In many ways it is almost poetic that the film's release was delayed by a couple of years. In the interval the band saw fit to record an album of new material, but perhaps more importantly the period between the planned screening in Leytonstone in 2020 and last night's event spanned some of the most bizarre events in British political history... yet more confirmation that the Neurotics knew... don't argue!
From arrival in London, specifically, The Blue Posts in Newman Street, through to entering the hallowed depths of the 100 Club there was a wonderful atmosphere, a sense of solidarity... 300 or so people crammed into an Oxford Street basement with aligned values at a time when elements of the press inform the public that a woke generation are about to destroy everything we stand for as a nation.
The film is brilliant, all credit to Luke Baker for this extraordinary achievement.
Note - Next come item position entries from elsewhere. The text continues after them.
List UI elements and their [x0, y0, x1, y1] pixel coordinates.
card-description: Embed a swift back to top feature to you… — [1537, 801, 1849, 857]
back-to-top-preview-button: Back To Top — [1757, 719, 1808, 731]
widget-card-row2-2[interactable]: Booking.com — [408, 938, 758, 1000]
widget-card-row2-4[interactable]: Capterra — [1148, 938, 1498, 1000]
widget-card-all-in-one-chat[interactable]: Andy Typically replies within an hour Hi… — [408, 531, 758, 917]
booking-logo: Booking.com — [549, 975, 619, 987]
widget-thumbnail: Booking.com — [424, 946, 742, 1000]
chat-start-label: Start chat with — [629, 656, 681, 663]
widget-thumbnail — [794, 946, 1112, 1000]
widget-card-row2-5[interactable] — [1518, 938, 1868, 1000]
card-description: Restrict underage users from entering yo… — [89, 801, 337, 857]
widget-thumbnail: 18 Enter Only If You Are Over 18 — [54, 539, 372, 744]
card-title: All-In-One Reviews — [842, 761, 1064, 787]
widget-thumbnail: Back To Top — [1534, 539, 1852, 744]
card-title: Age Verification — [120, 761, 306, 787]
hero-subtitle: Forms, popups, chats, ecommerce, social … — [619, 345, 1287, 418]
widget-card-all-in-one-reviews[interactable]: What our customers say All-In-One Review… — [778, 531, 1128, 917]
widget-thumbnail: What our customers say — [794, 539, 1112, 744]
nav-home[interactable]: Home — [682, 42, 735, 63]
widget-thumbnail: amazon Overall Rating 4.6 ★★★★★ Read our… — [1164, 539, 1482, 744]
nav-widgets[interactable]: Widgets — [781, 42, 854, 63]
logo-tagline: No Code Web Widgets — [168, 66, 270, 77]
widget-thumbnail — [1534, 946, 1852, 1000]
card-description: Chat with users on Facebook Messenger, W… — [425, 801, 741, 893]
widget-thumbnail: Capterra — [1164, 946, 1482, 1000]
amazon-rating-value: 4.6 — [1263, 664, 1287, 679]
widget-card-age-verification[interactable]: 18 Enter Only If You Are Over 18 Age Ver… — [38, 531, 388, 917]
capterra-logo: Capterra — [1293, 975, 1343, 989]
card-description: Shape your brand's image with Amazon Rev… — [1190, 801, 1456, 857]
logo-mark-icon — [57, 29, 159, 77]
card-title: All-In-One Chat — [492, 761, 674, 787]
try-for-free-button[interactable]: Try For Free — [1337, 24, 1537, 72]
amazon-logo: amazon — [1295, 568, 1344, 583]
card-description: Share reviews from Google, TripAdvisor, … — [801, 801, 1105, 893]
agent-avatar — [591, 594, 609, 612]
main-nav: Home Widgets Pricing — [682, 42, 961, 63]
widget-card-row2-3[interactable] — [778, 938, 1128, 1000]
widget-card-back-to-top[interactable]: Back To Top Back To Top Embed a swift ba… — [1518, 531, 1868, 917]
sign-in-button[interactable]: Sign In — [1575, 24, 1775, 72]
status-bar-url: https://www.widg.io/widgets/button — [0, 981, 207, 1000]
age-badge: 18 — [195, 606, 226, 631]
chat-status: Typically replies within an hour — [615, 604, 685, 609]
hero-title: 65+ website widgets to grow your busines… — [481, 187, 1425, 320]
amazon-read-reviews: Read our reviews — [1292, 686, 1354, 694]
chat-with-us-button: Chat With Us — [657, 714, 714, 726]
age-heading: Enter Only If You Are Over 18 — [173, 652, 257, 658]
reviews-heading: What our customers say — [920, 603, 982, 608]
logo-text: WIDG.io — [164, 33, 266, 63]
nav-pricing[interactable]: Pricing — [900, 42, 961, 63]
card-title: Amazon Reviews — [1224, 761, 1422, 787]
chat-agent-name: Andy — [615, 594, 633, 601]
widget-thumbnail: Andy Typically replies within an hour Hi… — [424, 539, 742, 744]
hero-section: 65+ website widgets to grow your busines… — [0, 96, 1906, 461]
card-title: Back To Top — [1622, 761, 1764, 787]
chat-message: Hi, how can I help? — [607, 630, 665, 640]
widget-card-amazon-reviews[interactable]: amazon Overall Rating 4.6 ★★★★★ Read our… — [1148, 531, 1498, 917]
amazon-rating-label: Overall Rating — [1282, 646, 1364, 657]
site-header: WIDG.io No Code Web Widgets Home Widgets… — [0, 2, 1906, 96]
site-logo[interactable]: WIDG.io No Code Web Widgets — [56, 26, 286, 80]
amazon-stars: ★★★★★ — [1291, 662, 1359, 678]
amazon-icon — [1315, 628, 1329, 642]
There was a comment from someone in the film, sorry I forget who, that said that Harlow was just waiting for punk to happen. Whilst unfortunately I was not witness to the development of the 'Stortbeat' scene (being 1) too young and 2) in a different part of the country), I think that the real achievement of punk lies in a local and independent meeting of minds and bands, venues etc etc. As was evident in the pub and later in the 100 Club the bonds and friendships formed way back then endure to this day. You cannot ask for better than that!
These days I limit my filming of gigs, it annoys people (although I can honestly say that if ever I do record something it is never impinges on other punters view of the stage!) and I get it. However, occasionally, the event warrants it and this was one such case. Last weekend Gunta and I saw Steve play a solo gig at The Hare pub in Harlow. That afternoon he discussed the inspiration behind the song 'This Fragile Life', a Harlow resident revealed to be a lady named Maggie Reynolds who died in poverty in the early 1980's. Last night, the song, as important in my mind as 'Kick Out The Tories' or 'Living With Unemployment' had a 'Repercussions' makeover with the introduction of brass (not to forget a second guitarist by the name of Leigh!).
All in all, a brilliant night of positive affirmation that things can get better!